South Bend African-American church to celebrate 150 years in 2020
SOUTH BEND, Ind. -- One of the oldest community groups not just in South Bend’s black history - but in the city’s history itself – is about to turn 150.
The leadership at Olivet African Methodist Episcopal Church is gearing up for honoring its long history, but what makes it more special they said, has been the active role it plays in local social and political justice as well.
“We were founded in the community as the first African-American church to cover social, political, and civic responsibility,” church steward Alma Powell said.
“And I think that was a need in that time period; for African-Americans to have that cohesive bond.”
Olivet was founded in 1870 by free blacks who had escaped persecution in North Carolina years earlier.
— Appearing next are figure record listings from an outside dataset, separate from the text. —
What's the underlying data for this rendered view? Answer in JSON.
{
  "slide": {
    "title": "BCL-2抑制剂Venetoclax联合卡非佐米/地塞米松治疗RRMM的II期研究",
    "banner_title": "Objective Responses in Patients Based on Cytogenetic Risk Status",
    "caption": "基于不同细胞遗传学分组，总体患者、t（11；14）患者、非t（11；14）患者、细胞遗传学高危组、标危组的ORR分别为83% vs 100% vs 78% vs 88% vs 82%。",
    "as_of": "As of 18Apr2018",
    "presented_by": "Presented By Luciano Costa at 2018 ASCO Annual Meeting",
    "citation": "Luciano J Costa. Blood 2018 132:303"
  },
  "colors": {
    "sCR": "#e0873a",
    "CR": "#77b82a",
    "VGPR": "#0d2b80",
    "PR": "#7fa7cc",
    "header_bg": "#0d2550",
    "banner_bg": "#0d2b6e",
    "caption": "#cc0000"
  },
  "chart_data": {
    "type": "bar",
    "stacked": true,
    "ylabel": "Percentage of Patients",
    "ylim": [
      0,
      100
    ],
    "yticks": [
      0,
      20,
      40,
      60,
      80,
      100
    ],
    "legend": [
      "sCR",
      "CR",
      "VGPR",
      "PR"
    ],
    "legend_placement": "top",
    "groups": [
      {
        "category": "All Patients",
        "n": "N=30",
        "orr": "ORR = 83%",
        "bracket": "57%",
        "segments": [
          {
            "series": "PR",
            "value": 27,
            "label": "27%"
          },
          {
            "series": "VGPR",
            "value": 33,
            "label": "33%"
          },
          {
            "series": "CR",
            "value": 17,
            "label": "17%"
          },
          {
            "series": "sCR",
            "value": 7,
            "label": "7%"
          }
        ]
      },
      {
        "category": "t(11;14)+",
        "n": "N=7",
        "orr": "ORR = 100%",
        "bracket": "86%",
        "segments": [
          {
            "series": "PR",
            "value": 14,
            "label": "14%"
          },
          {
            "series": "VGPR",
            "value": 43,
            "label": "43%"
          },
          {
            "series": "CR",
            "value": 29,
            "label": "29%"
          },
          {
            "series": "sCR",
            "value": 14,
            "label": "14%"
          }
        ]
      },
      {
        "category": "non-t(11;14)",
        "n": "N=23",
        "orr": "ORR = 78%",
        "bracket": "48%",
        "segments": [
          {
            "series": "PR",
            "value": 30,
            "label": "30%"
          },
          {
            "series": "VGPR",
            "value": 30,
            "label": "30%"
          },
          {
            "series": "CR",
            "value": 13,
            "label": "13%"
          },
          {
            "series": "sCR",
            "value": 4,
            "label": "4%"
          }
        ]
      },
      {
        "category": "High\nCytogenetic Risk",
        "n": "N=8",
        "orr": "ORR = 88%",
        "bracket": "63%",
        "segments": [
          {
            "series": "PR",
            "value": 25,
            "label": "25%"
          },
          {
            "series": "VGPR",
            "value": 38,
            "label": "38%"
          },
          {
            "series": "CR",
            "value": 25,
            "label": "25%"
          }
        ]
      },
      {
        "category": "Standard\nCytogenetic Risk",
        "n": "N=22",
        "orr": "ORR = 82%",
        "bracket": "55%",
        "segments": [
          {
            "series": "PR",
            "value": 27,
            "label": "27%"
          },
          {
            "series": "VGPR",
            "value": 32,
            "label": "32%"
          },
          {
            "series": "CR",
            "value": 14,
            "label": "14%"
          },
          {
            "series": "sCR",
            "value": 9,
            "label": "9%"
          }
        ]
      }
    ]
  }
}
Here, they found a haven to establish a place of worship in South Bend, just after the town’s founding.
Now, a descendant of that founding family works to ensure that history is remembered.
“We want to do whatever we can do to keep the church going, because our relatives started the church,” descendant John Charles Bryant said.
“Even though I’m not a member of Olivet I still support it. And we all try to support it when the time comes, whenever there’s a need.”
Olivet has also led the way in local advocacy, encouraging an active black representation in South Bend.
“We also make sure all of our members are registered voters, so we’re constantly saying, ‘Are you registered?’ and, ‘Do you want to be involved in the community?’” Powell said.
The church plans to honor past and present members, as well as promote future charity events during a 150th birthday tribute March 21 in Mishawaka.